US 12,093,830 B2
Continuous parametrizations of neural network layer weights
Shahram Izadi, Tiburon, CA (US); and Cem Keskin, San Francisco, CA (US)
Assigned to Google LLC, Mountain View, CA (US)
Appl. No. 16/976,805
Filed by Google LLC, Mountain View, CA (US)
PCT Filed Jul. 23, 2019, PCT No. PCT/US2019/042989
§ 371(c)(1), (2) Date Aug. 31, 2020,
PCT Pub. No. WO2020/023483, PCT Pub. Date Jan. 30, 2020.
Claims priority of provisional application 62/702,055, filed on Jul. 23, 2018.
Prior Publication US 2021/0365777 A1, Nov. 25, 2021
Int. Cl. G06N 3/084 (2023.01); G06F 18/213 (2023.01); G06N 3/048 (2023.01); G06N 3/08 (2023.01)
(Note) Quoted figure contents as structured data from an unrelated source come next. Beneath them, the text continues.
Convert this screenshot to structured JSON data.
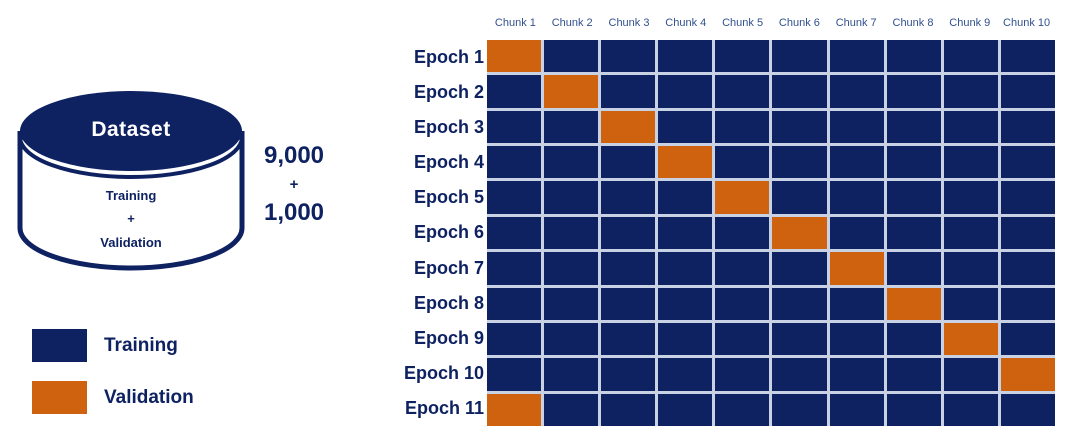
{
  "colors": {
    "navy": "#0E2262",
    "orange": "#CF620E",
    "chunk_label": "#31508E",
    "grid_gap": "#C8D2E4",
    "dataset_title_text": "#FFFFFF"
  },
  "dataset": {
    "title": "Dataset",
    "lines": [
      "Training",
      "+",
      "Validation"
    ]
  },
  "counts": {
    "training_size": "9,000",
    "plus": "+",
    "validation_size": "1,000"
  },
  "legend": [
    {
      "label": "Training",
      "color": "#0E2262"
    },
    {
      "label": "Validation",
      "color": "#CF620E"
    }
  ],
  "chart_data": {
    "type": "heatmap",
    "title": "",
    "columns": [
      "Chunk 1",
      "Chunk 2",
      "Chunk 3",
      "Chunk 4",
      "Chunk 5",
      "Chunk 6",
      "Chunk 7",
      "Chunk 8",
      "Chunk 9",
      "Chunk 10"
    ],
    "rows": [
      "Epoch 1",
      "Epoch 2",
      "Epoch 3",
      "Epoch 4",
      "Epoch 5",
      "Epoch 6",
      "Epoch 7",
      "Epoch 8",
      "Epoch 9",
      "Epoch 10",
      "Epoch 11"
    ],
    "validation_chunk_per_epoch": [
      1,
      2,
      3,
      4,
      5,
      6,
      7,
      8,
      9,
      10,
      1
    ],
    "cell_states": [
      "training",
      "validation"
    ],
    "legend_position": "bottom-left",
    "grid": "on"
  }
}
CPC G06N 3/084 (2013.01) [G06F 18/213 (2023.01); G06N 3/048 (2023.01); G06N 3/08 (2013.01)] 20 Claims
OG exemplary drawing
 
1. A method implemented by one or more computers, the method comprising:
processing a network input using a neural network comprising a plurality of neural network layers to generate a network output, wherein each neural network layer is configured to process a respective layer input in accordance with respective values of a plurality of layer weights to generate a respective layer output, wherein one or more of the neural network layers is a conditional neural network layer, and wherein processing a layer input using a conditional neural network layer to generate a layer output comprises:
obtaining values of one or more decision parameters of the conditional neural network layer;
processing (i) the layer input, and (ii) the decision parameters of the conditional neural network layer, to determine values of one or more latent parameters of the conditional neural network layer from a continuous set of possible latent parameter values, wherein the one or more latent parameters of the conditional neural network layer parameterize a respective value of each of a plurality of layer weights of the conditional neural network layer as a B-spline or as a hyper-surface defined as a sum of B-splines;
determining the respective value of each of the plurality of layer weights of the conditional neural network layer from the values of the latent parameters of the conditional neural network layer; and
processing the layer input in accordance with the values of the plurality of layer weights of the conditional neural network layer, determined in accordance with the parametrization of the plurality of layer weights of the conditional neural network layer as the B-spline or the hyper-surface defined as the sum of B-splines, to generate the layer output;
wherein each B-spline is defined by a plurality of knots, and wherein the plurality of knots of each B-spline have been trained jointly with the decision parameters of the conditional neural network layer to optimize an objective function that measures a performance of the neural network on a machine learning task.